At least two weeks will be needed to complete microscopic examinations of tissue from Maravich's heart. Those tests will establish exactly what type of heart disease was involved, a coroner's spokesman said.
Maravich collapsed Tuesday after playing in a pickup half-court basketball game at a Pasadena church. Eyewitnesses said he told them he felt "great" shortly after play had stopped, turned to walk away and fell heavily to the floor.
The spokesman said a battery of tests will probably be performed on blood samples from Maravich's body, noting that screening for possible drug abuse is routine in such cases.
However, the coroner's office said the initial autopsy Wednesday morning clearly found heart disease responsible for the death. And Maravich's family physician in Covington, La., said the former Louisiana State University and National Basketball Assn. star's life style had been free of drug use for at least the last year.
"I can tell you that that (drug use) is not even remotely possible," Dr. William Mitchell said. "Not even remotely possible."
Dr. Paul Thompson, a Brown University expert on sudden death, taking note of reports that had linked Maravich to possible past drinking and cocaine use, said details of the Maravich case indicated that drug or alcohol use could not have been a factor in his death.
Thompson said that heart attacks linked to cocaine and alcohol generally occur almost immediately after drug use and that someone who abuses either drug but later stops undergoes a return to comparatively normal heart function within a comparatively short time.
In Covington, Mitchell said he is the family doctor for the entire Maravich family and that he had treated Pete Maravich's father and former coach, Press, before the elder Maravich died last year of prostate cancer.
Mitchell, a born-again Christian like Pete Maravich, said he had joined Maravich in a running program in recent months and that he had specifically ruled out the possibility that Maravich might have had Marfan Syndrome, a bizarre, potentially fatal genetic defect that affects tall people and weakens their connective and heart tissues.
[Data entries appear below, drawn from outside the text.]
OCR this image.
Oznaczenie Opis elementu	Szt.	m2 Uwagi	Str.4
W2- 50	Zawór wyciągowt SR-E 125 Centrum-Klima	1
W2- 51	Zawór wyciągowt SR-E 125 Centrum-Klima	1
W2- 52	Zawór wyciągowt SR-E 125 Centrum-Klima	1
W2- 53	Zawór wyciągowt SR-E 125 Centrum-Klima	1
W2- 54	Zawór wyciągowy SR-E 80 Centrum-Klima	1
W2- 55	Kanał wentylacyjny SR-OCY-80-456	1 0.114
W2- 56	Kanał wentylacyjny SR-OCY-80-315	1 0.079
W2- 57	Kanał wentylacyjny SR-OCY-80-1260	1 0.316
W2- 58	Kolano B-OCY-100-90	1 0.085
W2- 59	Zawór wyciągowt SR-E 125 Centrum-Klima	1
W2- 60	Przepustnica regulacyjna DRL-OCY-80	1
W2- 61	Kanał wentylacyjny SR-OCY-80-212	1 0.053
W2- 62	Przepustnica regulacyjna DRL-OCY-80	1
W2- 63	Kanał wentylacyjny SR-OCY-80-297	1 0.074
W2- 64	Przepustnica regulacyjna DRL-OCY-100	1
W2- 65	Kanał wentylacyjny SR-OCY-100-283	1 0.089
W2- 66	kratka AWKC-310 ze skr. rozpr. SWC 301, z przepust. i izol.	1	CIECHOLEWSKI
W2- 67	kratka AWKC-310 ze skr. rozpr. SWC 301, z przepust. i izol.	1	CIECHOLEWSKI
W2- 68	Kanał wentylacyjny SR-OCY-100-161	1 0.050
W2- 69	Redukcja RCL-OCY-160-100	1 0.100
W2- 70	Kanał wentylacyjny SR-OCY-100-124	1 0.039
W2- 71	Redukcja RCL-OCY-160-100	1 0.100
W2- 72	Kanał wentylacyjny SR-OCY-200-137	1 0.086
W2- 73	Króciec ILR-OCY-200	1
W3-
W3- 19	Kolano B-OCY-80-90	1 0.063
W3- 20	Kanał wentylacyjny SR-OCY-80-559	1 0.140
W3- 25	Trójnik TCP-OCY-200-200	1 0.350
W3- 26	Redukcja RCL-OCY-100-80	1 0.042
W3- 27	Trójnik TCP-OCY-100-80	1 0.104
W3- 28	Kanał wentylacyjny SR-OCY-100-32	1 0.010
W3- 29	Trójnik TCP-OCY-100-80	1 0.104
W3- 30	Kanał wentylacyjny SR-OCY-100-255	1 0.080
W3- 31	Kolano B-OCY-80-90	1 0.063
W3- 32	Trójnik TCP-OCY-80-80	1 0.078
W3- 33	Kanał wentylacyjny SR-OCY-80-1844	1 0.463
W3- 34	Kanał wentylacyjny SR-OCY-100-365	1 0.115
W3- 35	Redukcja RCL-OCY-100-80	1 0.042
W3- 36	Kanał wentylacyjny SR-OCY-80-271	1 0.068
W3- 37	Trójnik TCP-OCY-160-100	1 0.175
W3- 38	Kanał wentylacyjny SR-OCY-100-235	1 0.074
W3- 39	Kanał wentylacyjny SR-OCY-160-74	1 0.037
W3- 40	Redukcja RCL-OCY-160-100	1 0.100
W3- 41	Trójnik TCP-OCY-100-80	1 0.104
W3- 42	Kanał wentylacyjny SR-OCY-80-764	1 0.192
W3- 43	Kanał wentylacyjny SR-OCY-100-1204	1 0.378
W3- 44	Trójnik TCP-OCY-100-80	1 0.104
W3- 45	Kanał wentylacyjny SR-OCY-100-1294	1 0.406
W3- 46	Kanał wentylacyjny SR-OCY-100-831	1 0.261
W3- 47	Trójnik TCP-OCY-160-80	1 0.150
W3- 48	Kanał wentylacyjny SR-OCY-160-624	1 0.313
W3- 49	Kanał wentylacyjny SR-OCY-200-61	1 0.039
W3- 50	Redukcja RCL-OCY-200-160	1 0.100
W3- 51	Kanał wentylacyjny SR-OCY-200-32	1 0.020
Mitchell said that Maravich had undergone a full physical examination within the last 12 months, including an electrocardiogram, blood pressure and cholesterol tests and that results were normal.
"It certainly was a sudden death and he was a young man," Mitchell said. "But his overall health was fine."
Meanwhile, in a terse, two-paragraph statement after Wednesday's autopsy, the coroner's office said: "The cause of death is attributed to heart disease, the nature of which has not been determined. Additional microscopic analysis will be conducted to determine the exact cause of death."
The coroner's office declined to say what evidence, if any, of accumulation of fatty plaques had been found in the arteries feeding blood to Maravich's heart. Medical experts agreed that some kind of artery problem was a likely cause of the heart seizure.
LSU officials said Maravich's body would be on view Friday between 4 p.m. and 9 p.m. (CST) at Rabenhorst Funeral Home in Baton Rouge, La., and again on Saturday from 9 to 10 a.m., followed by funeral services at Trinity Evangelical Free Church in Covington, La.
Burial is scheduled after the services at Resthaven Cemetery in Baton Rouge.